Metastatic and recurrent, malignant breast phyllodes tumors harbor aberrations in genes frequently altered in other advanced neoplasms
Bruzas S.1, Breit E.1, Theuerkauf I.2, Harrach H.1, Kümmel S.1, Chiari O.1, Schindowski D.1, Moka D.3, Reinisch M.1
1Evang. Kliniken Essen-Mitte, Senologie, Essen, Deutschland, 2Institut für Pathologie Viersen, Viersen, Deutschland, 3Nuclear Medicine Centre, Essen, Deutschland
Purpose: Phyllodes tumors (PTs) of the breast are fibroepithelial neoplasms and represent up to 0.5% of all breast tumors. Due to the rarity of the disease, the pathogenesis and genetic drivers of PTs are poorly understood. We therefore conducted next-generation sequencing (NGS), followed by functional analysis of indicated aberrations, for tumor samples of two patients with malignant PTs (MPTs).
Patients and methods: Formalin-fixed, paraffin-embedded specimens of the primary tumor and pulmonary metastases of Patient 1, and the primary, and recurrent tumor of Patient 2 were subjected to NGS with the FoundationOne® assay for exons of 315 genes and introns of 28 genes frequently associated with various cancer types. The FATHMM-XF score and MutationTaster2 were used for prediction of functional consequences of identified genetic aberrations.
Results: A total of 38 genomic alterations were identified, and 11 were predicted to be probably benign. In Patient 1, 13 and 16 sequence variants were detected in the primary and distant lesions, respectively, with 11 overlapping findings. In patient 2, 17 and 15 sequence variants were found in the primary and recurrent tumor, respectively, 13 of which were identical.
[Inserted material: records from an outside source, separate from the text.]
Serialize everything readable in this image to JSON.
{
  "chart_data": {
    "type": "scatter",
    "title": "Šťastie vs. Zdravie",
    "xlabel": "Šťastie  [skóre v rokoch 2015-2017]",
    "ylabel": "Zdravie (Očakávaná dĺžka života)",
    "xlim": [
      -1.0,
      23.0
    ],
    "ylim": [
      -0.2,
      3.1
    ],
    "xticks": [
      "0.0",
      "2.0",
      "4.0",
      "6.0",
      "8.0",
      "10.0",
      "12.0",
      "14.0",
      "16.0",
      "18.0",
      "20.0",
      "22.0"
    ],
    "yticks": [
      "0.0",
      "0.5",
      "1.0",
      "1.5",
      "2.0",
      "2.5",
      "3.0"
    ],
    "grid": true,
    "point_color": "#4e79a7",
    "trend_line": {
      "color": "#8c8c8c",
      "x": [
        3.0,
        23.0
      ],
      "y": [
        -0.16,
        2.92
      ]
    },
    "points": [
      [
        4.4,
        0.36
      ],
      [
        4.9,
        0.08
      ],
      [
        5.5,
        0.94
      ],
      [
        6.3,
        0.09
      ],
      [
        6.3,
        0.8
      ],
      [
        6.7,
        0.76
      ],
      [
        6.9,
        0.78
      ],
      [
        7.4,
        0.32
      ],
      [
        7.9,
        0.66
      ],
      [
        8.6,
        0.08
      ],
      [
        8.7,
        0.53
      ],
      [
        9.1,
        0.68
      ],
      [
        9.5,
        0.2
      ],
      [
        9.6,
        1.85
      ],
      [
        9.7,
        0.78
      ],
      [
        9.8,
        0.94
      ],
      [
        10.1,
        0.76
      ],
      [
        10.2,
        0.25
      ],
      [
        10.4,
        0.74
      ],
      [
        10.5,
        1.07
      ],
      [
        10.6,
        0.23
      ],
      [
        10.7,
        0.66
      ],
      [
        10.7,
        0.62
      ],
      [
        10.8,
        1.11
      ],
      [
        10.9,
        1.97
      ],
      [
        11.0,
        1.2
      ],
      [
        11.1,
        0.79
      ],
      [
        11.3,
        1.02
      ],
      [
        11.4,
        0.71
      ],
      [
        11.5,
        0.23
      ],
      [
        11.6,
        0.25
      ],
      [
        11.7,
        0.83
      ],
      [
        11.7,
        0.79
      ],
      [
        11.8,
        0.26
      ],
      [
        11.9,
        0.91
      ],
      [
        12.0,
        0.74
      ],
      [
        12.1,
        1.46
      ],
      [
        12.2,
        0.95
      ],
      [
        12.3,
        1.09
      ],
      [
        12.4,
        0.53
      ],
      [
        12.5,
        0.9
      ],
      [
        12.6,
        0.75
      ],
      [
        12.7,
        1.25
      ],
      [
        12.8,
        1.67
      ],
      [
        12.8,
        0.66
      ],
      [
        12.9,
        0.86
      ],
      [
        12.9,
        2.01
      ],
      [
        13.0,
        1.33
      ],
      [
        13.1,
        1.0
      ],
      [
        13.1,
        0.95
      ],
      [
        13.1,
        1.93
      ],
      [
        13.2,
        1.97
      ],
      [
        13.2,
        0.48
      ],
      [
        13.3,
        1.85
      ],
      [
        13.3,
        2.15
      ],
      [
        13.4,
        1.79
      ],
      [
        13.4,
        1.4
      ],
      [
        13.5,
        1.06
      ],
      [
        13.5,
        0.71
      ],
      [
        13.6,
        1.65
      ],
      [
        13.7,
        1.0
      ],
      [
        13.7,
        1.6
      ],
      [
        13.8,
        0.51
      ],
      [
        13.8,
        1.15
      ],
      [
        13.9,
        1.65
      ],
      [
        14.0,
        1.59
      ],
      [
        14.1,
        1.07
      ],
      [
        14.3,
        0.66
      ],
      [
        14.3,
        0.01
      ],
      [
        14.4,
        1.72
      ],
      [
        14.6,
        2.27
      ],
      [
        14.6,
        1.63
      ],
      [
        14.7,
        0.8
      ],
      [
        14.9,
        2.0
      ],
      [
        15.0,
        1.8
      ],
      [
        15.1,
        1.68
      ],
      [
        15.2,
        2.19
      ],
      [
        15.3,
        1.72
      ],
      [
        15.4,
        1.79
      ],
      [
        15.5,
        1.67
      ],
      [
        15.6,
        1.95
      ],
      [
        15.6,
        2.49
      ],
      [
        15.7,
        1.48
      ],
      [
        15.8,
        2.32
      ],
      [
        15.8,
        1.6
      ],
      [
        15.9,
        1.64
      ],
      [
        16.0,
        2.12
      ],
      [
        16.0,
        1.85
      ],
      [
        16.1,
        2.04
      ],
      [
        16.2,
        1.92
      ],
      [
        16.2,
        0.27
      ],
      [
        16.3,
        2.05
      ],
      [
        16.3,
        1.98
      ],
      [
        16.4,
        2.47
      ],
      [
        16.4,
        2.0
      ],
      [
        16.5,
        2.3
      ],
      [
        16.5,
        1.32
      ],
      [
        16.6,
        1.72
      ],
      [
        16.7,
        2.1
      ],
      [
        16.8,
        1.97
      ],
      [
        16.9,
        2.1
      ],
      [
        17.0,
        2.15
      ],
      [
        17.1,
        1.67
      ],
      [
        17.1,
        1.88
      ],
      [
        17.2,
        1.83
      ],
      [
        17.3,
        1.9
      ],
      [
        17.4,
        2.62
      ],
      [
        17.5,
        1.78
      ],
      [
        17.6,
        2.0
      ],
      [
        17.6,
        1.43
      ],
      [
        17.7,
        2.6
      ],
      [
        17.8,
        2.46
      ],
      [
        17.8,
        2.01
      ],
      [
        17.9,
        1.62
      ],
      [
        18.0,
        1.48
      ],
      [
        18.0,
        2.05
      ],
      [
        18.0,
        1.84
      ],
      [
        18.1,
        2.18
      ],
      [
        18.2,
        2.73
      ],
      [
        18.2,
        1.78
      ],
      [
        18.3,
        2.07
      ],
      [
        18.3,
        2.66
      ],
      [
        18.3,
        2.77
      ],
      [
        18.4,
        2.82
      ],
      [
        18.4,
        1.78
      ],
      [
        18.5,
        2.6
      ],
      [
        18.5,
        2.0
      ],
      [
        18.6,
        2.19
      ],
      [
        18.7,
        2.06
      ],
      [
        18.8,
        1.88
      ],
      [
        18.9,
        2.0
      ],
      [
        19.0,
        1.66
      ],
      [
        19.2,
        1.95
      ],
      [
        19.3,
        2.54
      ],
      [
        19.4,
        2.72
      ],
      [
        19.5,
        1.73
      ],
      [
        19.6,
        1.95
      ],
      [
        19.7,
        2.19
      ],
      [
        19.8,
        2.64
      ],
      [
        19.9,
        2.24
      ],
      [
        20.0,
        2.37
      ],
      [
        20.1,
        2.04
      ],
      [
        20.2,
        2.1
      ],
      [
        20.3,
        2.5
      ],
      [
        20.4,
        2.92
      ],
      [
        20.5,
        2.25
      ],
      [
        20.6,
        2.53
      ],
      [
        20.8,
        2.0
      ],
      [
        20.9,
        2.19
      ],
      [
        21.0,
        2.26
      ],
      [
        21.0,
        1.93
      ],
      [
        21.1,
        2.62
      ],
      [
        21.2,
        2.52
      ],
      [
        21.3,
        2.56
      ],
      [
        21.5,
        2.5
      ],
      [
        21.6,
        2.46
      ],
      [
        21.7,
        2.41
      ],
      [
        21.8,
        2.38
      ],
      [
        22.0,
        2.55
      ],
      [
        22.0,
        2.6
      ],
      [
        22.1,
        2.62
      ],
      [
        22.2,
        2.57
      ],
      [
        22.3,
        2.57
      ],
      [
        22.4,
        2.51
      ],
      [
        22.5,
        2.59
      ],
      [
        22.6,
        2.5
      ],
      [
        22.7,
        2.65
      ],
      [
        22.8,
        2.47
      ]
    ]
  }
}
Affected genes included seven out of the top 10 genes frequently altered in other advanced cancer entities (TP53, TERT, APC, ARID1A, EGFR, KMT2D, and RB1), seven receptor tyrosine kinases, and four druggable targets.
Conclusion: Evaluation of data generated by NGS provided new insights into the molecular pathogenesis of recurrent and metastatic MPTs and suggests potential therapeutic options. Functional analysis can identify potentially disease-causing alterations.